To make this point, the pundits commented that the only 'real' drama yesterday lay in the performance of the protesters, shrieking epithets outside the High Court.  Some were even wearing wigs and robes - so this legal hearing was turning into a live performance of 'The Sound of Music'.  All we needed were nuns, and singing children and everything would be perfect.  Contrastingly, within the courtroom, the players were so grey, so measured and just plain boring.  Better not focus on any of that, other than to take a swipe at an apparent lack of compliance with diversity regulation.

Perhaps we should not be surprised by this.  Long-term exposure to the media tends to result in a coarsening of our appetites, as well as misleading us on where the significant things are happening.  Those suits in the courtroom may be a monochrome, unexciting lot, but it's there where the real outcomes will be forthcoming, rather than out in the streets with the protestors and performing clowns.  Meaningful and significant content may have dramatic consequences, but it may not satisfy the pundits' appetite for entertainment - indeed, our addiction to the latter probably means that we will entirely miss out on the former.

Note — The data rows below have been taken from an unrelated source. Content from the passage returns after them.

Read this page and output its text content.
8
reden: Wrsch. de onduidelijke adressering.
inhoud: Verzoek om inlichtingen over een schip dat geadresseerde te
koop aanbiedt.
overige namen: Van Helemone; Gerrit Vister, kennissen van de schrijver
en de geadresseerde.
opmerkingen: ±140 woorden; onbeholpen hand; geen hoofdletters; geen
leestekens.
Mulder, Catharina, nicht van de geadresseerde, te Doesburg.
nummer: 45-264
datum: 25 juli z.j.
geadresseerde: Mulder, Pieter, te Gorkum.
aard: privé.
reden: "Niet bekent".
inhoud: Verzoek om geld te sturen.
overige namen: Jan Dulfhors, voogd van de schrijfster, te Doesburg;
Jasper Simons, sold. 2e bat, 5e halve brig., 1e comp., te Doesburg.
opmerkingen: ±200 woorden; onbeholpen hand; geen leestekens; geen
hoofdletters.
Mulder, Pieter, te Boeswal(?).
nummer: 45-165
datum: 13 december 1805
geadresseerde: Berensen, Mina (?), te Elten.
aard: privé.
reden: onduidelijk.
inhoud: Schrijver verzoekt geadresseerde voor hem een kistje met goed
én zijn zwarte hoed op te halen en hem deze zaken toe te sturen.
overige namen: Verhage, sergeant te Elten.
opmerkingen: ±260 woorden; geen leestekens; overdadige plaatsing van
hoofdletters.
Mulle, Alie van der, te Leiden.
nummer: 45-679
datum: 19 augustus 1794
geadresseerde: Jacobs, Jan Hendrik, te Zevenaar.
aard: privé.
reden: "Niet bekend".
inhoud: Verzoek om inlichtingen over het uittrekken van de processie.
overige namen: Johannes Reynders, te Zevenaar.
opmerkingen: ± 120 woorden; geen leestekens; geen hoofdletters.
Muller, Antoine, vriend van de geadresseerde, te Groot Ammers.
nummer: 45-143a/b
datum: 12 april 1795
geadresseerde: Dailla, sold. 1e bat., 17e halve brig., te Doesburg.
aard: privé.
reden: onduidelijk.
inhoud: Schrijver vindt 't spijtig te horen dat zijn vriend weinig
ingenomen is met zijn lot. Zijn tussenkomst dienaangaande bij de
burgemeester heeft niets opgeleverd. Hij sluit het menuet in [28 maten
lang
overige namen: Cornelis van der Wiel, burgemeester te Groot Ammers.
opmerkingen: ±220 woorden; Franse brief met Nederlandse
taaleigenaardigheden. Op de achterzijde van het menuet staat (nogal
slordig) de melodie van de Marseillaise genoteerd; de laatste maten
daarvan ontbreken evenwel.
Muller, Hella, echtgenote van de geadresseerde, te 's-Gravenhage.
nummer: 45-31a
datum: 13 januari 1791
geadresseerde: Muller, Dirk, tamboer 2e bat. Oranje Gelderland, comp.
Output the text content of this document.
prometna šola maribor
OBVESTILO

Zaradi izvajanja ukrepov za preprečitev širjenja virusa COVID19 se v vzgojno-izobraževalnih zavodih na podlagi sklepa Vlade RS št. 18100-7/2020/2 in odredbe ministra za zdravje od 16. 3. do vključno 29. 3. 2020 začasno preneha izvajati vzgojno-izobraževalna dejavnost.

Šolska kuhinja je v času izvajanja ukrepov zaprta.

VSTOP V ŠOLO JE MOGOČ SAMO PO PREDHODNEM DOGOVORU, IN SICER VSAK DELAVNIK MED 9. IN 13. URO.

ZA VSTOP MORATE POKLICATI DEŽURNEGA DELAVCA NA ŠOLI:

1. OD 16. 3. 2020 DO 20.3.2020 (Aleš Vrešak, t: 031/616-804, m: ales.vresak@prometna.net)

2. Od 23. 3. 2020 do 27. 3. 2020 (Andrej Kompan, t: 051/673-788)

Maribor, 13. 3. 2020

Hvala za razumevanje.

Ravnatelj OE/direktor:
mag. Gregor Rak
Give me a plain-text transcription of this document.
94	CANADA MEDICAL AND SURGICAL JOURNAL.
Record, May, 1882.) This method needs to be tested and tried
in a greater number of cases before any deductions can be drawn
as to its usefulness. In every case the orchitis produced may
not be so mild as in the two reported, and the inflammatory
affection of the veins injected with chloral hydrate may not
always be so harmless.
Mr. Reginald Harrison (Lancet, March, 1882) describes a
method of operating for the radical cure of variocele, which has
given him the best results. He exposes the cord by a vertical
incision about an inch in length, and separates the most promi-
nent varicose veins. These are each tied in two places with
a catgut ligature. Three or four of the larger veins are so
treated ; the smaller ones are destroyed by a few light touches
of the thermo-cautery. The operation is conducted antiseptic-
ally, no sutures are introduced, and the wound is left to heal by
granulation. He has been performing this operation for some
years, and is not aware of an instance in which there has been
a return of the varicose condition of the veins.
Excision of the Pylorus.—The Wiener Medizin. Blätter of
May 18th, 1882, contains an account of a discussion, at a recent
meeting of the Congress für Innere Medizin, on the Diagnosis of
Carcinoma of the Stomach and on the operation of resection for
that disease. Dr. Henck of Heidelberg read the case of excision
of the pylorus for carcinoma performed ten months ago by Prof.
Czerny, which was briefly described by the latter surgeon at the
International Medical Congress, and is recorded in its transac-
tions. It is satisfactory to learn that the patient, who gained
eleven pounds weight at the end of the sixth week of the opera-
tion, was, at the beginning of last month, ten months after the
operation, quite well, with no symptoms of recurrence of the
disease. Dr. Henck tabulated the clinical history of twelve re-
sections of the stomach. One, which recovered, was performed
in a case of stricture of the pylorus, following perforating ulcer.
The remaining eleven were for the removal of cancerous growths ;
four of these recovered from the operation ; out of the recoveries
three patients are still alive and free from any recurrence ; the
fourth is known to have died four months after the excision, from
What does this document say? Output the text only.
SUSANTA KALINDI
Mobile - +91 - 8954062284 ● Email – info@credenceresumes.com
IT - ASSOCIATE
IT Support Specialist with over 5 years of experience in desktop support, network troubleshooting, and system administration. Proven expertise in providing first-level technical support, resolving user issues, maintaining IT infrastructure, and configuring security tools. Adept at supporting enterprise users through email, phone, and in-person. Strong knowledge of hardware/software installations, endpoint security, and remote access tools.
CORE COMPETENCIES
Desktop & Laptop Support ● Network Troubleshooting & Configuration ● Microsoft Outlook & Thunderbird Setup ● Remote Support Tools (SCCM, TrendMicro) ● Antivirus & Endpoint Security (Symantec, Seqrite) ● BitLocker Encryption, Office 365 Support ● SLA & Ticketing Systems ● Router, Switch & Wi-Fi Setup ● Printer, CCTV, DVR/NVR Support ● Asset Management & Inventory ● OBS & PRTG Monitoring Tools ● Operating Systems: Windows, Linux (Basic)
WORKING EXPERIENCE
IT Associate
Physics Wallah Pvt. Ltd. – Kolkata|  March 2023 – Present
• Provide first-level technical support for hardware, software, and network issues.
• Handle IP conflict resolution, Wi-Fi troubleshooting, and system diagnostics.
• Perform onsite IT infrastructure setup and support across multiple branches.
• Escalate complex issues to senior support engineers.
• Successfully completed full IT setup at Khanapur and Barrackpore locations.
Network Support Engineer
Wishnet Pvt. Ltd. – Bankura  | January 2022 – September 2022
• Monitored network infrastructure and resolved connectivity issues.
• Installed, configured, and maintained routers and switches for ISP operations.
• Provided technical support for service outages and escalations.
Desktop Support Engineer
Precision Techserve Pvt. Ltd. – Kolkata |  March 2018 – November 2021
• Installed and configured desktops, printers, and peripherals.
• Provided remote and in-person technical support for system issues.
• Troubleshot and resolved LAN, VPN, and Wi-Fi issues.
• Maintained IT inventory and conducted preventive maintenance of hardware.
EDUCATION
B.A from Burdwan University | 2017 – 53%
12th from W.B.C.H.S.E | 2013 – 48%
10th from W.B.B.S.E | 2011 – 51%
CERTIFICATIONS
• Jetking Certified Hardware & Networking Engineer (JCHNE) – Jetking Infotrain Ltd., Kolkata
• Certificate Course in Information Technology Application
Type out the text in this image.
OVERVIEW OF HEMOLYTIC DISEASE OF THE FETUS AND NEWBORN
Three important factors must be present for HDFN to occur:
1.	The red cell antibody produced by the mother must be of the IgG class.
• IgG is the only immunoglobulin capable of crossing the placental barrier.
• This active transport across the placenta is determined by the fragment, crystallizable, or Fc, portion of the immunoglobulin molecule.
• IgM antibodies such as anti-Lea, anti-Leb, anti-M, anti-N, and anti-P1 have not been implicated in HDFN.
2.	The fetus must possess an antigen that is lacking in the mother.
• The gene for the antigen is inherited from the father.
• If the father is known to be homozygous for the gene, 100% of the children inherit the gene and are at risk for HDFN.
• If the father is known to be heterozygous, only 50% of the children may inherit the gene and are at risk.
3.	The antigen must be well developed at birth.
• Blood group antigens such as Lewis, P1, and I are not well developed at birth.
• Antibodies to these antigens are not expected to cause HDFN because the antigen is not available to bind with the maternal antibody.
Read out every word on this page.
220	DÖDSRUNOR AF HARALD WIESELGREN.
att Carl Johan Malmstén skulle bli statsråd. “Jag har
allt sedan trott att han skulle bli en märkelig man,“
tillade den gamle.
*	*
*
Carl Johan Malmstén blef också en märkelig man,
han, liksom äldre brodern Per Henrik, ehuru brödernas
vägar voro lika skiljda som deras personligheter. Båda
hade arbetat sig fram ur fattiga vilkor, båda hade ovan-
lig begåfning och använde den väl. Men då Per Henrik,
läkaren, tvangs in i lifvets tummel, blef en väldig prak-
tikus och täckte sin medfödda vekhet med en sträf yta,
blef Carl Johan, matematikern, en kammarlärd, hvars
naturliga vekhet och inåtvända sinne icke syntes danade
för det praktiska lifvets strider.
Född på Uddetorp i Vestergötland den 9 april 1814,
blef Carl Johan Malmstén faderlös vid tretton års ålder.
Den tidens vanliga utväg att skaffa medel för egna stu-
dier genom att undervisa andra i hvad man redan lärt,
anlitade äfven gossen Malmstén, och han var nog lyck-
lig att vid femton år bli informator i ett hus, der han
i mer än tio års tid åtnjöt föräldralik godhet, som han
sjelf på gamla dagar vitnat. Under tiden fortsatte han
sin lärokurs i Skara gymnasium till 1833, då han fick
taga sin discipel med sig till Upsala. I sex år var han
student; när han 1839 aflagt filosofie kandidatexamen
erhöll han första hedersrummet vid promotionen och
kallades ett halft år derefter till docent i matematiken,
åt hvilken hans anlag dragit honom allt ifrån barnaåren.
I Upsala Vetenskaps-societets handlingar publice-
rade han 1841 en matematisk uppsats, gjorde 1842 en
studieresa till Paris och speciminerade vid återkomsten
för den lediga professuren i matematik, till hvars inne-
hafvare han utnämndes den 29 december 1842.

I think it worth keeping this observation in mind when we come to the Wonderful World of Regulation.  Journalists seem to prefer topics which make for big headlines, or which are simple to deal with - the kinds of disconnected, discrete phenomena which make for a nice punchy article, before moving onto whatever is the next hot piece of news.  Quickly reported, quickly forgotten, but in the short term, we all do the clown thing, at the side of the road, quite apart from the real action.  The reality is that the substantive, longer-term impacts of regulatory bureaucracy take the form of a myriad of separate streams, all flowing unobtrusively in the background, but all (eventually) combining in unexpected ways to give rise to flash floods here and there.  At the point of combination, suddenly all of us quite rightly become concerned about our flood defences, because then the real effects of discrete, discontinuous regulatory initiatives become evident.

So, the detail may be unsexy, and not at all entertaining.  But that doesn't mean it's not important.